Indonesia’s economy is projected to expand at its fastest pace in seven years in 2020, despite the deteriorating global outlook and rising risks of recession abroad, reported Bloomberg.
Coming after the government twice revised down its growth forecast for this year, it would mark Indonesia’s fastest expansion since 2013.
Sri Mulyani Indrawati, the Indonesian Finance Minister, said, “A prolonged and escalating trade war between the US and China has created uncertainties that are becoming more unpredictable.”
The government’s fiscal policies are aimed at keeping the economy growing above five per cent but realising growth next year of 5.3 per cent amid the global slowdown will be quite challenging and will face downside risks, said Indrawati.
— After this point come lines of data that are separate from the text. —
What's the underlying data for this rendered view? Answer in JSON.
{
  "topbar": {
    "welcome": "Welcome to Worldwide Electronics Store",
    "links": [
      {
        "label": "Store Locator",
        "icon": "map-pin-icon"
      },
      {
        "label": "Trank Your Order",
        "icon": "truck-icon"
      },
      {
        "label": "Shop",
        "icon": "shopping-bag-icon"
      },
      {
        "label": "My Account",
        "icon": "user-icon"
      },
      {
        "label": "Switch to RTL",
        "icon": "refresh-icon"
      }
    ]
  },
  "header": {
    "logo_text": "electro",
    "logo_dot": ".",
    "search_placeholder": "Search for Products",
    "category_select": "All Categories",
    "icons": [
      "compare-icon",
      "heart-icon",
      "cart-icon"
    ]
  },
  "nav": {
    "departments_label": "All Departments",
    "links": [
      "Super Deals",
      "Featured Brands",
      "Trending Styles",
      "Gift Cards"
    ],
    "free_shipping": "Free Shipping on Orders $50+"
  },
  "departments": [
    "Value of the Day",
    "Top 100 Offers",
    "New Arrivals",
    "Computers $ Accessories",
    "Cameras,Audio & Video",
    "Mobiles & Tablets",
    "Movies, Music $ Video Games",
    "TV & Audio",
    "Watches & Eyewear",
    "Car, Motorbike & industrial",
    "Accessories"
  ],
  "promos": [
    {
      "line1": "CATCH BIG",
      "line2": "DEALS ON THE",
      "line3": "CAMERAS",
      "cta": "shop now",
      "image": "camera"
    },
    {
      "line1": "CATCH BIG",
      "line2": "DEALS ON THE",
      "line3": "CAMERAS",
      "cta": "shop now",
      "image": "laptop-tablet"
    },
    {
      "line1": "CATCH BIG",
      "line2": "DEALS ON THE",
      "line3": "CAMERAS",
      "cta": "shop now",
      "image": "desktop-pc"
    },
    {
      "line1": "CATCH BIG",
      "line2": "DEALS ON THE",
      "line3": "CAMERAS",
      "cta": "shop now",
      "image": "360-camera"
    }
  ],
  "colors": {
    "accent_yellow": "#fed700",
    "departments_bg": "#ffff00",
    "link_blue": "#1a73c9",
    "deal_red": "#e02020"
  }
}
President Joko Widodo is set to boost spending to a record level to bolster growth in Southeast Asia’s largest economy, which faces risks from waning global demand and the US-China trade war.
Government spending will rise to IDR 2,540.4 trillion ($180 billion) in 2020 while the president has pledged reforms aimed at attracting foreign investment and reversing a persistent trade deficit.
The parliament approved a budget deficit for next year of 1.76 per cent of gross domestic product, lower than this year’s revised estimate of 1.93 per cent and well within the legal limit of three per cent of GDP.
Indonesia’s economy grew 5.1 per cent in Q2 2019—its slowest pace since mid-2017 and has been struggling to grow much faster than five per cent for several years.